The initial monthly government economic reports covering the period since the shutdown of the economy in mid-March have started to be released. First-quarter GDP, April’s employment report, March’s retail sales, Industrial Production, etc., are putting numbers to a picture that everyone knew was going to be historically horrendous. A quick analysis of these reports suggests that any hope of a V-shaped recovery from this sharp decline in economic activity should be taken with a healthy dose of skepticism.
We can start by looking at the initial release of first-quarter GDP which reported real growth of -4.8% (annualized). Remember that the economic shutdown did not really start in earnest until mid-March. The negative reading for GDP was largely driven by a 7.6% decline in consumer spending. Estimates for second-quarter GDP growth range from -20% to -40%, with consensus around -35%. The economy is expected to improve in the second half of the year, but growth for the entire year is still forecast to be around -6%, which would be the worst yearly GDP growth post-WWII.
April’s employment report was released on May 8. It showed nonfarm payroll losses of 20.5 million jobs. This loss wipes out the entire gain in employment during the recovery from the financial crisis in 2008-2009. The unemployment rate increased to 14.7%, the highest level since the Great Depression. Average hourly earnings jumped 7.9% year-over-year—an indication that most of the job losses have come from lower-compensated workers. The high level of unemployment will keep wages under negative pressure, however, once the labor market commences recovery.
Initial Jobless Claims peaked in the last week of March and have now declined for five consecutive weeks. This is a sign that the initial economic shock is subsiding. An improvement in Continuing Claims, which are still growing, will likely provide a signal that the economy has started the bottoming process. With Initial Claims still at historically high levels, improvement in Continuing Claims is probably many weeks away.
Since mid-March Initial Jobless Claims have totaled over 33 million. The speed at which the labor market recovers is key to the vibrancy of any overall economic recovery. To that end, the historic expansion of unemployment insurance benefits—namely the extra $600 per week through the end of July—may prove to be counterproductive in getting workers back to their jobs quickly. It is estimated that 65%-75% of workers are receiving more in unemployment benefits than their previous wages as a result of the enhanced unemployment benefits.

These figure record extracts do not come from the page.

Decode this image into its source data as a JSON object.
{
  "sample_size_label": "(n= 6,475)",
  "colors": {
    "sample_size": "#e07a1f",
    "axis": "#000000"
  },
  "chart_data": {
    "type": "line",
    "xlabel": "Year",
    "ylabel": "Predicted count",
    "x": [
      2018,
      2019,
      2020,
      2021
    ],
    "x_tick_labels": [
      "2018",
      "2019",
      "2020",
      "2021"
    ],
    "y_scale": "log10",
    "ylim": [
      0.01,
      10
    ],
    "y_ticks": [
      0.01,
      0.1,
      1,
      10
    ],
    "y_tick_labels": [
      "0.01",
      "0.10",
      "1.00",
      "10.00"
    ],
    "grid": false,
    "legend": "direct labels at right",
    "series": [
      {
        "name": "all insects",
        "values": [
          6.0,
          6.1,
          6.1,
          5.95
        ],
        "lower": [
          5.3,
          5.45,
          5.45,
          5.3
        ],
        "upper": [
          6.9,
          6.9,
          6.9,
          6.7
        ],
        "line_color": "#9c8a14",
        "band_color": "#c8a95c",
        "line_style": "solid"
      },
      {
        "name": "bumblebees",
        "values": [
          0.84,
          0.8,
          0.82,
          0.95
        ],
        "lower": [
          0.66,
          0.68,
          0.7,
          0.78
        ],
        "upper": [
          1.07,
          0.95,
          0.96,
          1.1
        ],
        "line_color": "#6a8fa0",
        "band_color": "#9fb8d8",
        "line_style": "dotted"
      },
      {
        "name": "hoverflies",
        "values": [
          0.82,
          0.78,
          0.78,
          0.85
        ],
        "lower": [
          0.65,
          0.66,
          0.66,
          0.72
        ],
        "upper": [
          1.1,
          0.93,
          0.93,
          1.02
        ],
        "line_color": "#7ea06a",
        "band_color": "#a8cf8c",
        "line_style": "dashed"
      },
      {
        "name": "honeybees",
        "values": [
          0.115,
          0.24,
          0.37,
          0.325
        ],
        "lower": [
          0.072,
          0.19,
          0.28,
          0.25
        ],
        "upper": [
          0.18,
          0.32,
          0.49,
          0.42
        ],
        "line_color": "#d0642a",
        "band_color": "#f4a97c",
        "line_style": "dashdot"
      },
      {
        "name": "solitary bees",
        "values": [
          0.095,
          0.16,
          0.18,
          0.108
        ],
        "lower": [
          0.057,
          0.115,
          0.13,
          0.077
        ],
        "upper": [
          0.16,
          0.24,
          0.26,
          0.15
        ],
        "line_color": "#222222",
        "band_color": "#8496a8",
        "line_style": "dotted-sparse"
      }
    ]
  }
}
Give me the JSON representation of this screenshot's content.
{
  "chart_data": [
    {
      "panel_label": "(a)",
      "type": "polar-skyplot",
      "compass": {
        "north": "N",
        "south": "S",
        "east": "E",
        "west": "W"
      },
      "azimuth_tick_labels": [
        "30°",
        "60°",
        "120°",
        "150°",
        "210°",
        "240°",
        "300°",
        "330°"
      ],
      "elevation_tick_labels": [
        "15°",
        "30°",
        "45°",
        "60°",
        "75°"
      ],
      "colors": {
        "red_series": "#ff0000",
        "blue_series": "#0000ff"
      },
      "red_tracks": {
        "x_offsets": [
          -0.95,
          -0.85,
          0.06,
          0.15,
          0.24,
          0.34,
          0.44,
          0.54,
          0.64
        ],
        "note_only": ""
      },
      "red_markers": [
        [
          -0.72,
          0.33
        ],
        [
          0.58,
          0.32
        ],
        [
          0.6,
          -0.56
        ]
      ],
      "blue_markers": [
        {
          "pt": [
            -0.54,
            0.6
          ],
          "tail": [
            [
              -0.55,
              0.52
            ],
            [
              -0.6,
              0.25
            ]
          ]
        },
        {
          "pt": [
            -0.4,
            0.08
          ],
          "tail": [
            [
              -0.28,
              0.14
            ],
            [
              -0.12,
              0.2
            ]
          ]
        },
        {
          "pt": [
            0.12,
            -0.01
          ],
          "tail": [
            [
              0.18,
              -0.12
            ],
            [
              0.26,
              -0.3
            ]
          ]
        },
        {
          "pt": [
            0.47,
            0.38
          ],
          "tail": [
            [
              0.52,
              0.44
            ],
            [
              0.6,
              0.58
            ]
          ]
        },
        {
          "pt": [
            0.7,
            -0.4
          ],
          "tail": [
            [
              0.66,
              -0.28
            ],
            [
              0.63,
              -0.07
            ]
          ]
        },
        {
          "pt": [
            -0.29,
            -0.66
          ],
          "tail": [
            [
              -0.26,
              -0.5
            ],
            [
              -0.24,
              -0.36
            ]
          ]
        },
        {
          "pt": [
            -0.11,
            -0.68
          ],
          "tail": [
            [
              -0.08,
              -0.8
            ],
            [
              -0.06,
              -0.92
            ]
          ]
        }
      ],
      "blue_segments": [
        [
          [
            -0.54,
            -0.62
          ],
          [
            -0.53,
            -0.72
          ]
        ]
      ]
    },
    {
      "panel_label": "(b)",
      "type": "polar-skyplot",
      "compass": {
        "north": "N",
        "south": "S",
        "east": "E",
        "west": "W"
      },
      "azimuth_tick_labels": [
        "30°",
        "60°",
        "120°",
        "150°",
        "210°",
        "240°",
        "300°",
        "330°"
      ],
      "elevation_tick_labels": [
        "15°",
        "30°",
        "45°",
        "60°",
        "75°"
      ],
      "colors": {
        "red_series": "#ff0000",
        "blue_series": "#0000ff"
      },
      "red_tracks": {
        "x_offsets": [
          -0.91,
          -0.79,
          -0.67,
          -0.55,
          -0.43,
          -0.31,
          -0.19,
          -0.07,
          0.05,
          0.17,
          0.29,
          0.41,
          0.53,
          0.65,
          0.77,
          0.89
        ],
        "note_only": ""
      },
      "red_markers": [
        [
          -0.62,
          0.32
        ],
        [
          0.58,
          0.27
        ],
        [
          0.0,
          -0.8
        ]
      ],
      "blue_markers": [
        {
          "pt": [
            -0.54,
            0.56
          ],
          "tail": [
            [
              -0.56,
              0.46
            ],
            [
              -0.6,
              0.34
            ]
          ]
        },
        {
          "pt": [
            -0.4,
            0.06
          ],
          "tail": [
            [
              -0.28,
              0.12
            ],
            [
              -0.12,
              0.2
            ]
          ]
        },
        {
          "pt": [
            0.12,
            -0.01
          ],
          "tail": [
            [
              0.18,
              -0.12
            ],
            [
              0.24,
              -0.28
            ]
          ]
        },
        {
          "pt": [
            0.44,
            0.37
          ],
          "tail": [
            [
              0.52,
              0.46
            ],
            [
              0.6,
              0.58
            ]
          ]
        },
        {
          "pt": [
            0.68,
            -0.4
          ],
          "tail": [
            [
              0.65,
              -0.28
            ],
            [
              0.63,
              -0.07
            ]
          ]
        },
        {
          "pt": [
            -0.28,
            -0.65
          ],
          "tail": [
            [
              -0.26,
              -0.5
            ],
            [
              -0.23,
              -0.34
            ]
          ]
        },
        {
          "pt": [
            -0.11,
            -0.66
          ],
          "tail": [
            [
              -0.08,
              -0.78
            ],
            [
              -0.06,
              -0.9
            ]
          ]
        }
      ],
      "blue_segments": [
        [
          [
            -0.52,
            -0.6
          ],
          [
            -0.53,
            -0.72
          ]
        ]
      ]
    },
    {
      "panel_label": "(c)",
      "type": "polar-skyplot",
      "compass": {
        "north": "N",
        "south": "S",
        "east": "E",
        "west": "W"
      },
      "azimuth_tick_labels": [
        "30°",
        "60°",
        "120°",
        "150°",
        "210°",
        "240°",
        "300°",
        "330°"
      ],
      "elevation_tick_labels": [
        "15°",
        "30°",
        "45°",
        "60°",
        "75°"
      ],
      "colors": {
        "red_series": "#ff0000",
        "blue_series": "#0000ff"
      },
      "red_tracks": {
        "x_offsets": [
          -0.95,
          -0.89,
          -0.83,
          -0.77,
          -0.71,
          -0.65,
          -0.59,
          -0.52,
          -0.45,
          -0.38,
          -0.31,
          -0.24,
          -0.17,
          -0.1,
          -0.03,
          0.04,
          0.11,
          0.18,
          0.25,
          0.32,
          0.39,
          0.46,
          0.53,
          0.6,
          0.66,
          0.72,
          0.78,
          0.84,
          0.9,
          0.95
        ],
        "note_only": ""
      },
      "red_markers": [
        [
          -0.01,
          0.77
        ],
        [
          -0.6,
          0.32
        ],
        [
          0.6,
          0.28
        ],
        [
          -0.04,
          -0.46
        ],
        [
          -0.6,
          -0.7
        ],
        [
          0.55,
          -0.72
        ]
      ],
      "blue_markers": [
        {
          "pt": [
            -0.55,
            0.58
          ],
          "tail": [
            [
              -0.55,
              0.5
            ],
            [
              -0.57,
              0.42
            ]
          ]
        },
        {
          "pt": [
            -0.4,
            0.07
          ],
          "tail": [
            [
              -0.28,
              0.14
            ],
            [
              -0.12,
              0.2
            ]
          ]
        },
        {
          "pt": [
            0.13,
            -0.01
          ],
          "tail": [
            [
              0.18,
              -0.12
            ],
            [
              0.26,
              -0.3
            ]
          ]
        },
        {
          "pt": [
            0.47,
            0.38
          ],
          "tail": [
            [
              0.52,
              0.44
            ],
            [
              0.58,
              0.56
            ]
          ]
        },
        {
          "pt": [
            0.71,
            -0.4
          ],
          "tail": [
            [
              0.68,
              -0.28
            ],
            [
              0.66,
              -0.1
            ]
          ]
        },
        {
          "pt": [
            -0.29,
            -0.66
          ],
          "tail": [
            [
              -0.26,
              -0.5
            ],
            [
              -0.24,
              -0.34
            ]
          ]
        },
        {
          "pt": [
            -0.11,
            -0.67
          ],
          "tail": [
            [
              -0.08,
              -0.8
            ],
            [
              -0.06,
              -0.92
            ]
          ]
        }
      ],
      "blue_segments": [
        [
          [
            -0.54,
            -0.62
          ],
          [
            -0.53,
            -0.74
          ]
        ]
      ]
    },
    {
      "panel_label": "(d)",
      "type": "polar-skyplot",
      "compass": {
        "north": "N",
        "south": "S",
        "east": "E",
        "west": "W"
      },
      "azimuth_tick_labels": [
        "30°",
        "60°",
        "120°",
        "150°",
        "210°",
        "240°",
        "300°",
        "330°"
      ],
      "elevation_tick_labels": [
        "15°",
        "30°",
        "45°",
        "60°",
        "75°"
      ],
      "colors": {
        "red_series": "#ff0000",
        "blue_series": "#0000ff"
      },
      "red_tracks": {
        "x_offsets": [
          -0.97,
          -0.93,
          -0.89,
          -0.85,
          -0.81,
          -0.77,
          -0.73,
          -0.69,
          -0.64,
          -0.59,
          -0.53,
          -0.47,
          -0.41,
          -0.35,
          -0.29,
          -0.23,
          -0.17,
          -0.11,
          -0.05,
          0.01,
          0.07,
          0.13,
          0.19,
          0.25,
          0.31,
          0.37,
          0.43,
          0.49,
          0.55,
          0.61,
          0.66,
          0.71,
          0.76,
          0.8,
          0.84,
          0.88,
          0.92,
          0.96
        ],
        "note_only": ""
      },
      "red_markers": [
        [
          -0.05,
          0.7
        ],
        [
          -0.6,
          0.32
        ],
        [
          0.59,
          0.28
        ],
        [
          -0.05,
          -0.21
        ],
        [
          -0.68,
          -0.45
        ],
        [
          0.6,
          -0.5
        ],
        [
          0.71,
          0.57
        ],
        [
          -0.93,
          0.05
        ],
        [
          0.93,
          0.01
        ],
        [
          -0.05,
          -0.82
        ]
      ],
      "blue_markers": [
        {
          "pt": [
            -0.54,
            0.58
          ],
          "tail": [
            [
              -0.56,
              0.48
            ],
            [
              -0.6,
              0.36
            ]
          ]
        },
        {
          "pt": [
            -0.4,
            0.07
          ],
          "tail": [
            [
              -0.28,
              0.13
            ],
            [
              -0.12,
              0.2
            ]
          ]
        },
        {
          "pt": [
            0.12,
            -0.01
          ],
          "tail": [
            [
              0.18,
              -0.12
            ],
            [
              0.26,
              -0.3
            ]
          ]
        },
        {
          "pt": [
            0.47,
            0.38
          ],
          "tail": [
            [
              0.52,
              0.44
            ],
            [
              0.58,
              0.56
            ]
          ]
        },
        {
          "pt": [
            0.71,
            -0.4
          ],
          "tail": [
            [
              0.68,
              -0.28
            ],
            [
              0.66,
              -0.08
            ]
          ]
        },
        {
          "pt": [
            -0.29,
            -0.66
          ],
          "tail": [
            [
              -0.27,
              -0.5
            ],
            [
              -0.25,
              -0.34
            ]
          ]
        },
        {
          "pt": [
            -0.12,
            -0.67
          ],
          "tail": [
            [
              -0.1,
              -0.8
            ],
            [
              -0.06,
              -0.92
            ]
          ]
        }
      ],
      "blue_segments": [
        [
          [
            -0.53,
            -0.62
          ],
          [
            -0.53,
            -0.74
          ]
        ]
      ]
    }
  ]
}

Equity markets appear to be looking past the valley of the recession, focusing on continued monetary and fiscal support as well as hopes for a therapeutic mitigant for the virus. Since bottoming in late March, U.S. equities have rallied more than 30% and recovered 60% of the March decline. The rally, while impressive, has not been broad-based. The five largest stocks in the S&P 500 (MSFT, AMZN, AAPL, GOOGL, FB) are up 6% YTD. The remaining companies in the S&P 500 are down 15% YTD.
What Comes Next
This is first and foremost a health crisis. The timing of a successful reopening of the economy depends on controlling the virus. The U.S. is faced with the confluence of four historic events: the greatest health crisis since the Spanish Flu of 1918, the greatest and swiftest monetary and fiscal intervention in history, the swiftest contraction of the economy since the Great Depression, and the largest and swiftest decline in oil prices ever seen. There are no economic models that can adequately incorporate all of these variables to forecast the length of the economic contraction, its severity, or the vigor of the subsequent recovery. Foreign experience suggests that initial reopening timelines often prove too optimistic, and changes to initial plans have mostly involved moving toward more stringent restrictions and longer lockdowns.